Recently changes are happening incrementally including the migration of raptors and waterfowl, movements of mammals, large and small, along with bright red rosehips and bearberries appearing. Green pigments in the leaves of broad leaved woody plants and trees are disappearing to show brilliant orange, yellows and red. We sense the turning of this planet as the seasons arrive, and give way to the next. It’s all happening here in the Greater Yellowstone right now!

Shrubs and grasses

Fall brings us shorter days, cooler nights, clear skies full of stars and constellations, and, of course, bugeling bull elk!

What I’d like to share with you takes us back a month or so, to time spent in a region just east of Yellowstone Park, the Absaroka/Beartooth landscape. Some of the oldest rocks on the planet are exposed here ( 3.7 billion years old) , along with evidence of some of the most dramatic earth movements and volcanics that have occurred in the last 50 million years (the Heart Mountain landslide and Absaroka volcanics). Since these times, the area has been carved and shaped by several large glacial periods.

The Absaroka/Beartooth wilderness area, at 944,000 acres, is one of the true gems of our wilderness system. The region surrounding it all, including Sunlight Basin and the Clarks Fork of the Yellowstone River, is equally as diverse, spectacular and geologically significant. It all plays an important role in the whole of the Greater Yellowstone Ecosystem.
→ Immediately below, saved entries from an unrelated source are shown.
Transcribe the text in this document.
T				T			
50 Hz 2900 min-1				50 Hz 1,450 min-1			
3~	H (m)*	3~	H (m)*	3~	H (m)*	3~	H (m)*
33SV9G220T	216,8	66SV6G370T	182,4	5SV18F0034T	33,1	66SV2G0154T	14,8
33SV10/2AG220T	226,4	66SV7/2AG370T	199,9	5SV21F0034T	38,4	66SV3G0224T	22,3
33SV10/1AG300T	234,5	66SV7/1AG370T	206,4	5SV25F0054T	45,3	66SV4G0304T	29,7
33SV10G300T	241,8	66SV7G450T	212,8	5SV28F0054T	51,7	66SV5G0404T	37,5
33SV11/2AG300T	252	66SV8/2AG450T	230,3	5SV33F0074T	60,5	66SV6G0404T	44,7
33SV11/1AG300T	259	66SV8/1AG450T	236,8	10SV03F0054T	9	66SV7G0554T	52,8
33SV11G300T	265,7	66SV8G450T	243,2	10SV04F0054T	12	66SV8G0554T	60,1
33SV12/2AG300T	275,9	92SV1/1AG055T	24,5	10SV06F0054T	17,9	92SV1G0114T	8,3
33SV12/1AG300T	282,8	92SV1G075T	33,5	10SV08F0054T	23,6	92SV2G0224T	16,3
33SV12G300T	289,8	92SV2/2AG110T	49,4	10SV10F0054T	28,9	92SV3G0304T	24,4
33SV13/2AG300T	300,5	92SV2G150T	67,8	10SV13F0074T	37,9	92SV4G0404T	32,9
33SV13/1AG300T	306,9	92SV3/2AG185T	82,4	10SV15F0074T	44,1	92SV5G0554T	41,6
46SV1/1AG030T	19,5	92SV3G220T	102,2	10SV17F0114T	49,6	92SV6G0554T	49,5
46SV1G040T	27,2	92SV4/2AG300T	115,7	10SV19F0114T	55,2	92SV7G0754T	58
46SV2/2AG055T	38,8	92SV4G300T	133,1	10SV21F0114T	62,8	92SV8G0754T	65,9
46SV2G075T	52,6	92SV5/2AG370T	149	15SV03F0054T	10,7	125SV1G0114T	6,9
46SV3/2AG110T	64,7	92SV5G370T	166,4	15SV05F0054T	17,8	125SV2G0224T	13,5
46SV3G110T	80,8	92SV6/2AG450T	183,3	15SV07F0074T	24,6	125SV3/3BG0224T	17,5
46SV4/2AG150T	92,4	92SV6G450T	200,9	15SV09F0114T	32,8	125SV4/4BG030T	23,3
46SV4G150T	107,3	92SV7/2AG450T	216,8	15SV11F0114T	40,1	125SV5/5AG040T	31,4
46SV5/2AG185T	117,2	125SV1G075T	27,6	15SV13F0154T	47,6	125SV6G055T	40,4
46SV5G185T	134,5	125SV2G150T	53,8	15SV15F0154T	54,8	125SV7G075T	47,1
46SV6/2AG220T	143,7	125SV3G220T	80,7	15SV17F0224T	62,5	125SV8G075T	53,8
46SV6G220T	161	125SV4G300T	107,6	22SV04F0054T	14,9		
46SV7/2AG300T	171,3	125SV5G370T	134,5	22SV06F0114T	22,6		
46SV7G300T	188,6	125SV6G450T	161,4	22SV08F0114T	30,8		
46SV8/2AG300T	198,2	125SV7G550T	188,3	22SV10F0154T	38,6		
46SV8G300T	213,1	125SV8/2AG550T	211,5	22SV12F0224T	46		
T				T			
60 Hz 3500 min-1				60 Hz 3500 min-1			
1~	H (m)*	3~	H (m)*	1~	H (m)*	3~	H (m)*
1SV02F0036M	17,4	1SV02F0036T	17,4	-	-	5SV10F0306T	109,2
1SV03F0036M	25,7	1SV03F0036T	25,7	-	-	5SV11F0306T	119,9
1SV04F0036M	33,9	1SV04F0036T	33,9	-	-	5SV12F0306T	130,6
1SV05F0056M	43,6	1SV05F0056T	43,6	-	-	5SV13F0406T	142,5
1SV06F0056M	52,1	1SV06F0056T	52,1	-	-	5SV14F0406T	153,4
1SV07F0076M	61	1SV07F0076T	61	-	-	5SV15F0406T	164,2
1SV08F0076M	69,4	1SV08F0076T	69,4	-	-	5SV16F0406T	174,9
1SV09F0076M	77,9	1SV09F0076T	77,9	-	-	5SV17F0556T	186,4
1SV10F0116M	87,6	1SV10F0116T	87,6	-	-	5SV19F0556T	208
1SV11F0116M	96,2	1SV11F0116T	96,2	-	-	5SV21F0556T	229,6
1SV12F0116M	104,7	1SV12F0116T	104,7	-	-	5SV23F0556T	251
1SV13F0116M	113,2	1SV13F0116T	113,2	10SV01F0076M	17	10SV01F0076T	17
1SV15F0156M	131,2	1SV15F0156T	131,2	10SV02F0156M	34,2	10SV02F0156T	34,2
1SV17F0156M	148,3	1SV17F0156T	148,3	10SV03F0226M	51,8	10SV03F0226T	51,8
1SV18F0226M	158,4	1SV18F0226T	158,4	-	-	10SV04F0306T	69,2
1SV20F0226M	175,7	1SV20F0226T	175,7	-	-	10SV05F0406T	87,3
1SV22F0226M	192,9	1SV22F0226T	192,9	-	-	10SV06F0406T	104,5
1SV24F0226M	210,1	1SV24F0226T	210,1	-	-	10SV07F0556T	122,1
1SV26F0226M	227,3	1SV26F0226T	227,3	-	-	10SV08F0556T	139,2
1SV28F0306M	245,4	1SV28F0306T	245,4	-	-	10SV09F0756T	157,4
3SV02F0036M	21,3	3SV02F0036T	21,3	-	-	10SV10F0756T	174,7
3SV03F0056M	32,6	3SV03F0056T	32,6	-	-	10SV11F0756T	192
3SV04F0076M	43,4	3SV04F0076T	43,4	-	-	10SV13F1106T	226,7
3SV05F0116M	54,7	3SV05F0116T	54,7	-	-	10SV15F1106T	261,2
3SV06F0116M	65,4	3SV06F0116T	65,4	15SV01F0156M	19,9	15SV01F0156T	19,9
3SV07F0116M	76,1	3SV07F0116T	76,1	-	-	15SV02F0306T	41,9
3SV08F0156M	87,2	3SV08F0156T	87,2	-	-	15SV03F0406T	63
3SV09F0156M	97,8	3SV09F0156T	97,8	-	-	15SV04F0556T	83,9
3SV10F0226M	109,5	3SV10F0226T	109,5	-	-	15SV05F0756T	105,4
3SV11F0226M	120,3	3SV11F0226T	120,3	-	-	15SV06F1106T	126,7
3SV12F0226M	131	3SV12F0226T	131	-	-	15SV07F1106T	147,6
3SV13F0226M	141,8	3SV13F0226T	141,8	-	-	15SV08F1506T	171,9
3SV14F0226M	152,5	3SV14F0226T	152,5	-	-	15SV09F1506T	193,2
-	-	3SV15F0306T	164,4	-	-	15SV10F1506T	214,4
The Beartooth portion of the Absaroka Beartooth is dominated by vast, treeless plateaus, which drop off into surrounding canyons. They are dotted with sparkling lakes. Boulder-strewn Beartooth Plateau lies between 9,000 and 10,000 feet below impressive peaks, many over 12,000 feet, streaked with red and yellow. Much of this can be under snow until early July.

view from one of our campsites in Beartooth Range, elevation 10,100 feet

The Absarokas, unlike the Beartooths, are covered with trees and mountain meadows crossed by meandering streams. These mountains reach some of the highest elevations in Montana and Wyoming. It is the Absaroka volcanics that formed some of the petrified forests found in Northeastern Yellowstone and capping the Gallatin Range of Northwestern GYE.

Giant petrified tree in Gallatin Range

The name, Absaroka, ( the range forming the eastern border of Yellowstone) was first known as the Yellowstone Range, named for the source of the Yellowstone River. The name “Yellowstone Range” dates back to 1863. The headwaters of the Lamar River, a major tributaty of the Yellowstone river, and the Yellowstone itself originate in these mountains. In 1885 United States Geological Survey changed the name to the Absaroka range. This name refers to the Crow People. The people of the Crow Nation call themselves the Apsáalooke : Children of the Large Beaked Bird. Their historical homelands extended across a large area that included parts of present-day Yellowstone Park.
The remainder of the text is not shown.